Bottled water can contain hundreds of thousands of tiny pieces of plastic. Even up to a hundred times more than previously calculated. This is reported by a new study published in the journal 'Pnas'. Nanoplastics have 'come to the surface' thanks to a new microscopic technique that has highlighted this world of invisible fragments which – researchers warn – can pass into the blood, cells and brain.
In recent years, experts explain, concern about the impact of so-called microplastics has grown, also because their presence has been detected practically everywhere on Earth, from polar ice to soil, drinking water and food. These particles are consumed by humans and other creatures, with unknown potential effects on health and ecosystems. A major focus of the research was also bottled water, which has been shown to contain tens of thousands of identifiable fragments in each container. But now researchers have managed to go further, entering the little-known realm of nanoplastics, 'daughters' of microplastics that have degraded further. For the first time they counted and identified these tiny particles in bottled water and found that on average one liter contained about 240,000 detectable plastic fragments, numbers 10 to 100 times larger than previous estimates, based mainly on fragments of larger.
Nanoplastics are so small that, unlike microplastics, they can pass through the intestines and lungs directly into the bloodstream and travel from there to organs including the heart and brain. They can invade individual cells and cross the placenta to unborn babies. “This was just a dark, unexplored area before,” says study co-author Beizhan Yan, an environmental chemist at Columbia University's Lamont-Doherty Earth Observatory. The technique “opens a window with which we can look into a world that had not previously been exposed to us.” Global plastic production is approaching 400 million tons per year. More than 30 million tonnes are discharged into water or land every year, and many products made from plastic, including synthetic fabrics, release particles while still in use.

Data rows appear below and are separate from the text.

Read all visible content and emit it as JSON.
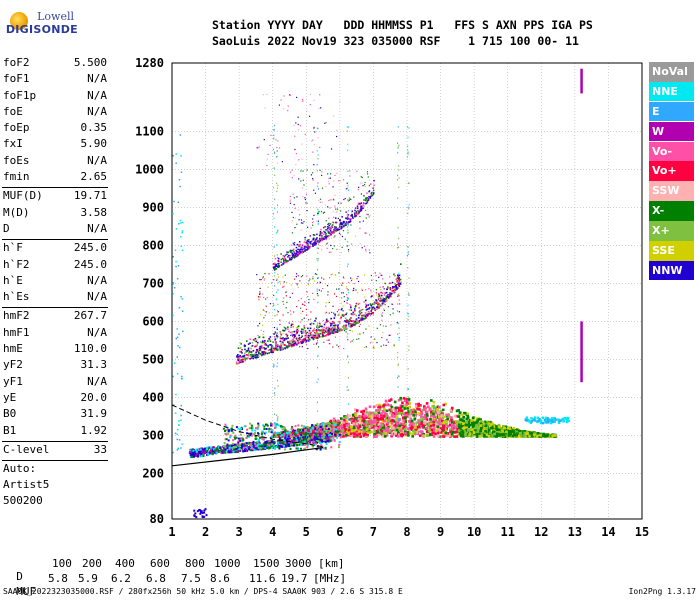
{
  "logo": {
    "line1": "Lowell",
    "line2": "DIGISONDE"
  },
  "header": {
    "line1": "Station YYYY DAY   DDD HHMMSS P1   FFS S AXN PPS IGA PS",
    "line2": "SaoLuis 2022 Nov19 323 035000 RSF    1 715 100 00- 11"
  },
  "params_a": [
    {
      "label": "foF2",
      "value": "5.500"
    },
    {
      "label": "foF1",
      "value": "N/A"
    },
    {
      "label": "foF1p",
      "value": "N/A"
    },
    {
      "label": "foE",
      "value": "N/A"
    },
    {
      "label": "foEp",
      "value": "0.35"
    },
    {
      "label": "fxI",
      "value": "5.90"
    },
    {
      "label": "foEs",
      "value": "N/A"
    },
    {
      "label": "fmin",
      "value": "2.65"
    }
  ],
  "params_b": [
    {
      "label": "MUF(D)",
      "value": "19.71"
    },
    {
      "label": "M(D)",
      "value": "3.58"
    },
    {
      "label": "D",
      "value": "N/A"
    }
  ],
  "params_c": [
    {
      "label": "h`F",
      "value": "245.0"
    },
    {
      "label": "h`F2",
      "value": "245.0"
    },
    {
      "label": "h`E",
      "value": "N/A"
    },
    {
      "label": "h`Es",
      "value": "N/A"
    }
  ],
  "params_d": [
    {
      "label": "hmF2",
      "value": "267.7"
    },
    {
      "label": "hmF1",
      "value": "N/A"
    },
    {
      "label": "hmE",
      "value": "110.0"
    },
    {
      "label": "yF2",
      "value": "31.3"
    },
    {
      "label": "yF1",
      "value": "N/A"
    },
    {
      "label": "yE",
      "value": "20.0"
    },
    {
      "label": "B0",
      "value": "31.9"
    },
    {
      "label": "B1",
      "value": "1.92"
    }
  ],
  "params_e": [
    {
      "label": "C-level",
      "value": "33"
    }
  ],
  "scaling": {
    "line1": "Auto:",
    "line2": "Artist5",
    "line3": "500200"
  },
  "legend": [
    {
      "label": "NoVal",
      "color": "#9a9a9a"
    },
    {
      "label": "NNE",
      "color": "#00e8f0"
    },
    {
      "label": "E",
      "color": "#30a8ff"
    },
    {
      "label": "W",
      "color": "#b000b0"
    },
    {
      "label": "Vo-",
      "color": "#ff50a8"
    },
    {
      "label": "Vo+",
      "color": "#ff0040"
    },
    {
      "label": "SSW",
      "color": "#ffb0b0"
    },
    {
      "label": "X-",
      "color": "#008000"
    },
    {
      "label": "X+",
      "color": "#80c040"
    },
    {
      "label": "SSE",
      "color": "#d0d000"
    },
    {
      "label": "NNW",
      "color": "#2000d0"
    }
  ],
  "muf_table": {
    "d_label": "D",
    "muf_label": "MUF",
    "d_values": [
      "100",
      "200",
      "400",
      "600",
      "800",
      "1000",
      "1500",
      "3000"
    ],
    "d_unit": "[km]",
    "muf_values": [
      "5.8",
      "5.9",
      "6.2",
      "6.8",
      "7.5",
      "8.6",
      "11.6",
      "19.7"
    ],
    "muf_unit": "[MHz]"
  },
  "footer": {
    "left": "SAA0K_2022323035000.RSF / 280fx256h 50 kHz 5.0 km / DPS-4 SAA0K 903 / 2.6 S 315.8 E",
    "right": "Ion2Png 1.3.17"
  },
  "chart_data": {
    "type": "scatter",
    "title": "",
    "xlabel": "",
    "ylabel": "",
    "xlim": [
      1,
      15
    ],
    "ylim": [
      80,
      1280
    ],
    "x_ticks": [
      1,
      2,
      3,
      4,
      5,
      6,
      7,
      8,
      9,
      10,
      11,
      12,
      13,
      14,
      15
    ],
    "y_ticks": [
      80,
      200,
      300,
      400,
      500,
      600,
      700,
      800,
      900,
      1000,
      1100,
      1280
    ],
    "grid": true,
    "clusters": [
      {
        "name": "O-trace F2",
        "x_range": [
          1.5,
          7.9
        ],
        "h_min": 240,
        "h_max": 360,
        "color": "#2000d0"
      },
      {
        "name": "Main spread F",
        "x_range": [
          4.0,
          12.4
        ],
        "h_min": 300,
        "h_max": 420,
        "color": "#ff0040"
      },
      {
        "name": "2nd hop",
        "x_range": [
          2.9,
          7.8
        ],
        "h_min": 490,
        "h_max": 700,
        "color": "#2000d0"
      },
      {
        "name": "3rd hop",
        "x_range": [
          4.0,
          7.0
        ],
        "h_min": 730,
        "h_max": 990,
        "color": "#2000d0"
      }
    ],
    "profile_solid": [
      [
        1.0,
        220
      ],
      [
        2.5,
        235
      ],
      [
        4.0,
        250
      ],
      [
        5.0,
        262
      ],
      [
        5.5,
        268
      ]
    ],
    "profile_dashed": [
      [
        1.0,
        380
      ],
      [
        2.0,
        340
      ],
      [
        3.0,
        310
      ],
      [
        4.0,
        290
      ],
      [
        5.0,
        278
      ],
      [
        5.5,
        270
      ]
    ],
    "markers": [
      {
        "x": 13.2,
        "h_from": 1200,
        "h_to": 1265,
        "color": "#b000b0"
      },
      {
        "x": 13.2,
        "h_from": 440,
        "h_to": 600,
        "color": "#b000b0"
      }
    ]
  }
}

But most plastic doesn't break down into relatively benign substances; it simply divides and redivides into smaller and smaller particles of the same chemical composition. Beyond individual molecules, there is no theoretical limit to how small they can become. And if microplastics are defined as fragments ranging from 5 millimeters up to 1 micrometer (a human hair is about 70 micrometers wide), nanoplastics are particles smaller than 1 micrometer, they are measured in billionths of a meter. The new study uses a technique co-invented by one of the study's authors, Wei Min, a biophysicist at Columbia. The researchers tested three popular brands of bottled water sold in the United States (they declined to name which ones), analyzing plastic particles down to just 100 nanometers in size.
In detail they identified from 110,000 to 370,000 particles in each liter, 90% of which were nanoplastics; the rest microplastics. They also determined which of the 7 specific plastics detectable with the technique were and traced their shape, qualities that could be valuable in biomedical research. A common one was the Pet. This is not surprising, as this is what many water bottles are made of. However it has been outnumbered by polyamide, a type of nylon. Ironically, Beizhan Yan said, this likely stems from the plastic filters used to purify the water before it is bottled. Other common plastics researchers found: polystyrene, polyvinyl chloride, and polymethyl methacrylate, all used in various industrial processes.
A final note described as “a little disturbing” is that the 7 types of plastic searched for by the researchers represented only about 10% of all the nanoparticles found in the samples; experts have no idea what the rest is. If they were all nanoplastics, that would mean they could be as many as millions per liter. Researchers are now going beyond bottled water. “There is a huge world of nanoplastics to study,” notes Min. Among other things, the team plans to examine tap water, which has been shown to contain microplastics, albeit in much lower quantities than bottled water. And it is also working with environmental health experts to measure nanoplastics in various human tissues.